Sen. Hillary Rodham Clinton (D-N.Y.) is planning to play host to a group of Iowans at her home in Northwest Washington, a move that further stokes speculation about her interest in a 2008 presidential bid.

The dinner, a fundraiser for her 2006 Senate campaign, is one of several events she has held that brings in out-of-state donors to D.C., said Ann Lewis, the head of Clinton’s Friends of Hillary political action committee.

“There are people in some states who want to not just contribute, but also spend time with her,” Lewis said. “It is one thing that we have found that people enjoy.”

Clinton did a similar event with Boston donors March 16, which was organized by philanthropist Barbara Lee. The Senator also hosted a group of California contributors at her home, a fundraiser put on by Esprit clothing co-founder Susie Tomkins Buell.

Asked about whether the goal of the Iowa dinner was to establish relationships in the pivotal early-caucus state, Lewis said only: “The purpose is to raise funds for 2006.”

But others familiar with the early planning stages of the fundraiser said that Iowa’s first-in-the-nation caucuses were likely to be discussed as well.

“I’m sure 2006 will be on the agenda,” one Democratic consultant said. “And I am also sure the conversations will meander over to the caucuses as well.”

The discussion agenda aside, Clinton’s decision to host a group of Iowa donors at her home piqued the interest of several would-be challengers and party strategists.

“Anybody who brings a bunch of Iowans to Washington is clearly thinking about running for president,” said one high-level party strategist not affiliated with any campaign.

“It is a sign of her political strength in this race that people from Iowa would fly to her house in Washington,” the source added. “She has a star appeal that the other [candidates] don’t have.”

Clinton is widely seen as the early frontrunner for the Democratic nomination in 2008. As such, every detail of her political life is examined under a microscope.

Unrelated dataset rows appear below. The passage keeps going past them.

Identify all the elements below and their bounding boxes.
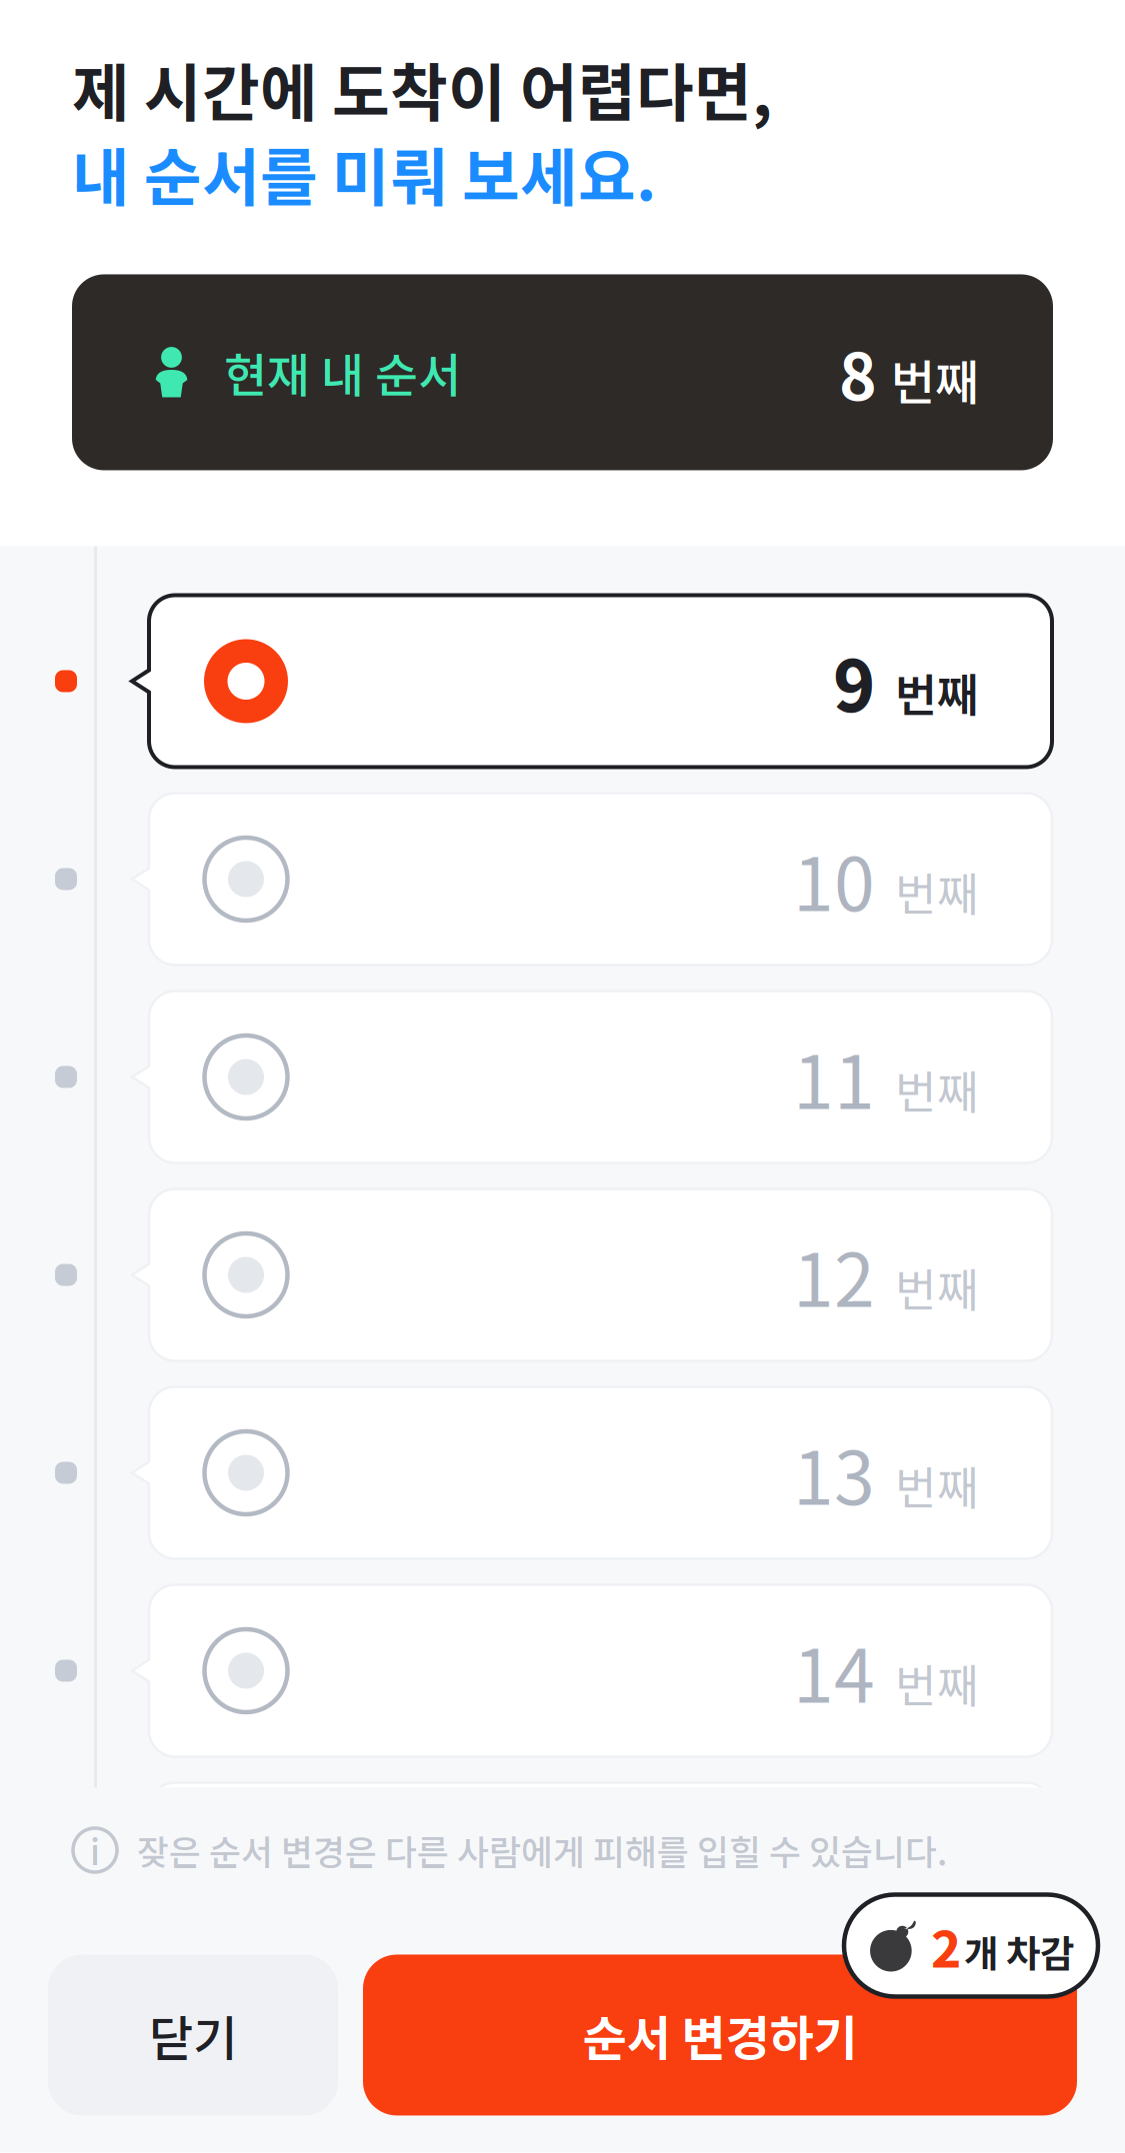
staticText: 번째 — [891, 345, 979, 414]
staticText: 번째 — [895, 1651, 979, 1716]
button[interactable]: 12 — [0, 1189, 1052, 1361]
staticText: 잦은 순서 변경은 다른 사람에게 피해를 입힐 수 있습니다. — [137, 1825, 947, 1876]
staticText: 현재 내 순서 — [224, 339, 461, 406]
staticText: 12 — [793, 1222, 875, 1328]
staticText: 닫기 — [149, 2001, 237, 2070]
staticText: i — [90, 1825, 100, 1876]
staticText: 13 — [793, 1420, 875, 1526]
staticText: 번째 — [895, 1057, 979, 1122]
staticText: 번째 — [895, 1255, 979, 1320]
staticText: 8 — [839, 326, 877, 419]
staticText: 10 — [793, 826, 875, 932]
staticText: 내 순서를 미뤄 보세요. — [72, 128, 656, 218]
button[interactable]: 10 — [0, 793, 1052, 965]
staticText: 개 차감 — [964, 1925, 1074, 1979]
staticText: 번째 — [895, 660, 979, 725]
staticText: 순서 변경하기 — [582, 2001, 858, 2070]
button[interactable]: 13 — [0, 1387, 1052, 1559]
button[interactable]: 11 — [0, 991, 1052, 1163]
button[interactable]: 순서 변경하기 — [363, 1955, 1077, 2116]
staticText: 14 — [793, 1618, 875, 1724]
staticText: 9 — [833, 630, 875, 732]
staticText: 15 — [793, 1816, 875, 1922]
staticText: 제 시간에 도착이 어렵다면, — [72, 43, 772, 134]
button[interactable]: 15 — [0, 1783, 1052, 1955]
staticText: 번째 — [895, 859, 979, 924]
button[interactable]: 9 — [0, 595, 1052, 767]
staticText: 2 — [931, 1909, 961, 1983]
staticText: 번째 — [895, 1848, 979, 1914]
button[interactable]: 닫기 — [48, 1955, 338, 2116]
staticText: 번째 — [895, 1453, 979, 1518]
button[interactable]: 14 — [0, 1585, 1052, 1757]
staticText: 11 — [793, 1024, 875, 1130]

Perhaps as a result of such intense scrutiny, Clinton has refused to speculate on a possible future bid for national office, insisting that she is focused on winning re-election to a second term next November.

Most top-tier Republicans have dropped out of the Senate race. The potential challenger now receiving the most attention is Ed Cox, son-in-law of the late President Richard Nixon. Cox is expected to form an exploratory committee in June.

Clinton’s message discipline has seeped down to her top aides and close confidantes, all of whom resist speaking publicly or even privately with the media about the potential presidential race.

“We take the 2006 race very seriously,” Lewis said. “That is why she is out there raising the funds she is going to need.”

With the other would-be presidential candidates jockeying to be the anti-Hillary, the New York Senator has largely avoided making any obvious moves to court key constituencies — especially those in Iowa and New Hampshire.

Some of her potential rivals have been less secretive about their interest.

Indiana Sen. Evan Bayh recently conducted focus groups in the Hawkeye State to gauge the appeal of a candidate, such as himself, who has a lower national profile than Clinton or Massachusetts Sen. John Kerry.

Former North Carolina Sen. John Edwards, the party’s vice presidential nominee in 2004, spent two days in Iowa in late March and has also visited New Hampshire since the last election.

Though three proposals to reform the presidential primary schedule have been submitted to a Democratic National Committee commission, Iowa and New Hampshire seem likely to remain the first two proving grounds for would-be national candidates in 2008. Two of the three proposals would preserve the states’ traditional roles.

To date, Clinton has focused her attention on fundraising for 2006, bringing in nearly $4 million in the first three months of this year and banking more than $8.7 million at the end of March.

Clinton’s aggressive fundraising serves a dual purpose: It discourages serious GOP opponents from challenging her in 2006 and allows her to stockpile funds for 2008. That’s because federal election law allows Clinton to transfer the leftover funds in her Senate campaign account directly to a presidential effort.

Given her national fundraising prowess, one Democratic strategist dismissed the Clinton camp’s defense that the event was aimed simply at gathering dollars for 2006, noting that Iowa is not a state that produces large numbers of donors.

In the first three months of the 2006 campaign cycle, Clinton had received just three contributions of more than $200 from Iowans, totaling $1,000, according to Political Money Line.

Last cycle, Clinton received more than $40,000 from Iowa donors — a relatively small amount.

“Iowa’s export is politics, not money,” the source said.